А ведь и ему, как любому другому, являлись в грезах легионы хрупких дев, полчища ангельских созданий и неистовых андалусок*. И он тоже глубоко постиг средневековье*. И он тоже был человеком своего времени, выражением своей эпохи, совсем как новомодное предисловие! И он тоже накануне побывал у Итальянцев* и увидел там ангела света в оранжевом платье.
От этого Гарнье потерял покой. О, если бы в этот тревожный час он мог нанять экипаж, то поскакал бы в Булонский лес и разыскал там среди пестрой блестящей тысячеголовой толпы оранжевое платье своей прелестницы. О, если бы у него был испанский скакун с рыжеватой гривой, длинной и шелковистой, со звонко цокающими копытами, с налитыми кровью глазами! Или русские сани с серебряными бубенчиками, запряженные резвыми мулами в пурпурных плюмажах! Или венецианская гондола с ярким фонарем на носу, изогнутом, точно лебединая шея, и с двумя голубоватыми веслами, взмывающими вверх, как два трепещущих крыла*! О, если бы у него был верблюд из Египта, олень из Лапландии, слон из Сиама! О, да если бы у него была хотя бы сотня экю!
Проклятие! Каждый день тот же обед, та же печь, тот же зеленый фрак! Разве жизнь так сладка? Разве самоубийство не одна из потребностей нашего века, не одно из следствий нашей литературы?

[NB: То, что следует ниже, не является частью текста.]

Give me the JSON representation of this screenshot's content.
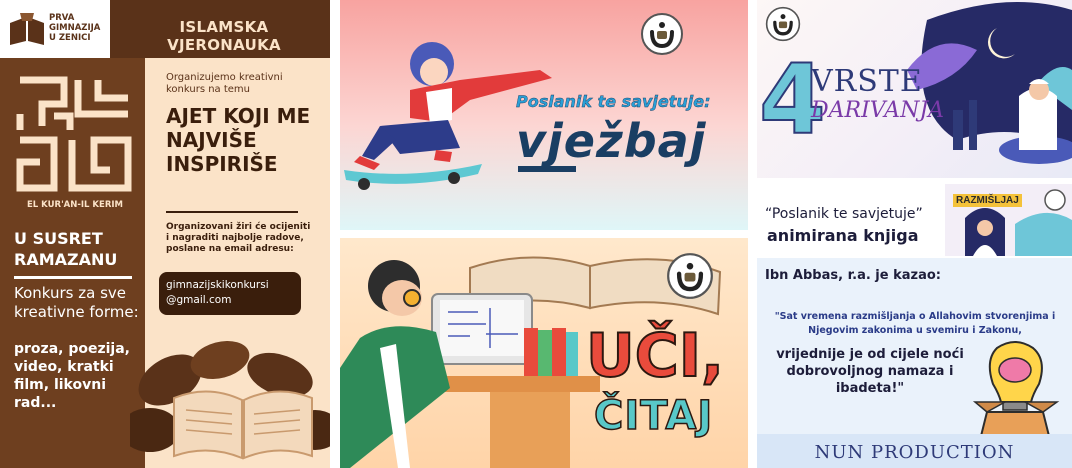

Гарнье покосился на пистолет, висевший у него на стене, бедный пистолет без кремня, не способный никому причинить вред.
— Мрачный и верный друг! — воскликнул юноша. — Что скрывает твое железное чрево? Какой таинственный секрет, внушающий сомнение и ужас, откроешь ты на ухо человеку, достаточно смелому, чтобы приставить тебя к своему впалому виску? Какая ужасная правда сверкнет из твоего закоптелого дула?
— Увы! — казалось, скромно и беззлобно ответил бедный пистолет. — У меня больше нет курка, а у тебя нет пороха. Ужасный выстрел, даже если бы он прогремел, возвестил бы мгновение не твоей, а моей собственной смерти; осколки, которые угодили бы тебе в нос и в глаза, были бы единственными следами, которые я мог бы оставить тебе на память о моей долгой и безжалостной службе.
Разве не отвратительно зависеть от какой-то даты?* Особенно как подумаешь, что первого числа каждого месяца Гарнье порхал по заливным лугам подобно трясогузке! Розетки его легких башмаков были влажными от росы, а на глаза наворачивались слезы. «А с кем он гулял под руку? — Какая разница! — Ну да, это была белошвейка».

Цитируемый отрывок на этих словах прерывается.